Solar PV: Rate of return is still very attractive for consumers
Cuts to the feed-in-tariff have gained more than enough public exposure this year, and a vast majority of this has been quite detrimental to the industry and left a rather unpleasant taste in everyone’s mouth. However the combination of price drops in installation costs and equipment has actually created a similar financial return as before.
Research conducted by the UK’s only solar panel comparison site, CompareMySolar, suggests that installation prices have dropped by 50% since January 2011 and typical 4kWp systems that used to ‘cost £15,000 can now be bought for around £7,500.’ Price drops like these are mostly ‘driven by much lower module prices and increased competition.’

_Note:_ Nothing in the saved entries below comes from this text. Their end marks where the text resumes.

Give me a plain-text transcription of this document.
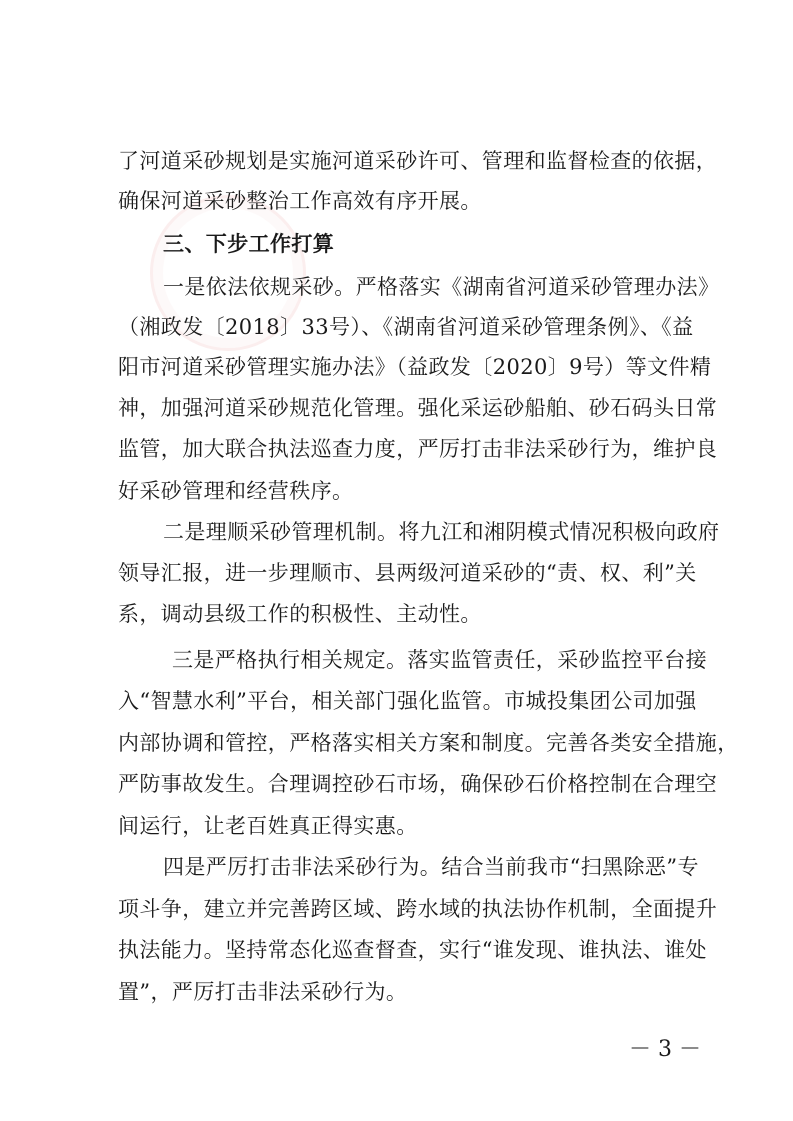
了河道采砂规划是实施河道采砂许可、管理和监督检查的依据，
确保河道采砂整治工作高效有序开展。
三、下步工作打算
一是依法依规采砂。严格落实《湖南省河道采砂管理办法》
（湘政发〔2018〕33号）、《湖南省河道采砂管理条例》、《益
阳市河道采砂管理实施办法》（益政发〔2020〕9号）等文件精
神，加强河道采砂规范化管理。强化采运砂船舶、砂石码头日常
监管，加大联合执法巡查力度，严厉打击非法采砂行为，维护良
好采砂管理和经营秩序。
二是理顺采砂管理机制。将九江和湘阴模式情况积极向政府
领导汇报，进一步理顺市、县两级河道采砂的“责、权、利”关
系，调动县级工作的积极性、主动性。
三是严格执行相关规定。落实监管责任，采砂监控平台接
入“智慧水利”平台，相关部门强化监管。市城投集团公司加强
内部协调和管控，严格落实相关方案和制度。完善各类安全措施，
严防事故发生。合理调控砂石市场，确保砂石价格控制在合理空
间运行，让老百姓真正得实惠。
四是严厉打击非法采砂行为。结合当前我市“扫黑除恶”专
项斗争，建立并完善跨区域、跨水域的执法协作机制，全面提升
执法能力。坚持常态化巡查督查，实行“谁发现、谁执法、谁处
置”，严厉打击非法采砂行为。
－ 3 －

Returns improve to 2011 level
The impact of these price drops provide us with evidence that suggests that the financial return for consumers is currently at similar levels as it used to be in the first half of 2011. ‘The graph shown illustrates this for an example roof in Exeter (south facing, optimal angle, no shading), where a 4kWp solar panel system is expected to generate around 4,000 kWh in the first year. If we assume the property consumes half the electricity generated in house and exports the other half to the grid, the expected year one payback is:
• (43p FiT) 4,000 x 0.43 = £1,720 from Government feed-in tariff
• (21p FiT) 4,000 x 0.21 = £840 from Government feed-in tariff
• 2,000 x 0.15 = £300 from electricity savings
• 2,000 x 0.03 = £60 from the export tariff.
The total year one payback used to be £2,080 on the 43p feed-in tariff, and is currently around £1,200 at the 21p rate. While this looks like a very large drop in financial return, please keep in mind prices halved as well. Combining these payback amounts with prices paid for the installation (based on the monthly price index) provides the more relevant perspective. The below graph shows that where year one payback used to be around 14-16 percent of the initial price in the first half of 2011, it currently is back at 16 percent. Therefore, solar panels are currently just as attractive as around June 2011.’
Help raise consumer awareness
Research of this kind suggests that consumers will be able to receive a similar rate of return of their PV installation investment despite the cuts in the feed-in-tariff from 43p to 21p. This news should help to put solar back on the map for a lot of consumers that have previously written it off for being ‘too expensive’ or for those heavily impacted by the negative press of the FiT cuts.
It’s important that we can continue to work together to explore the positives and promote benefits over this type of news. Attractive return rates can help build more consumer awareness and bring back demand for solar pv technology which is much needed for solar installers looking to maintain and build their business during 2012.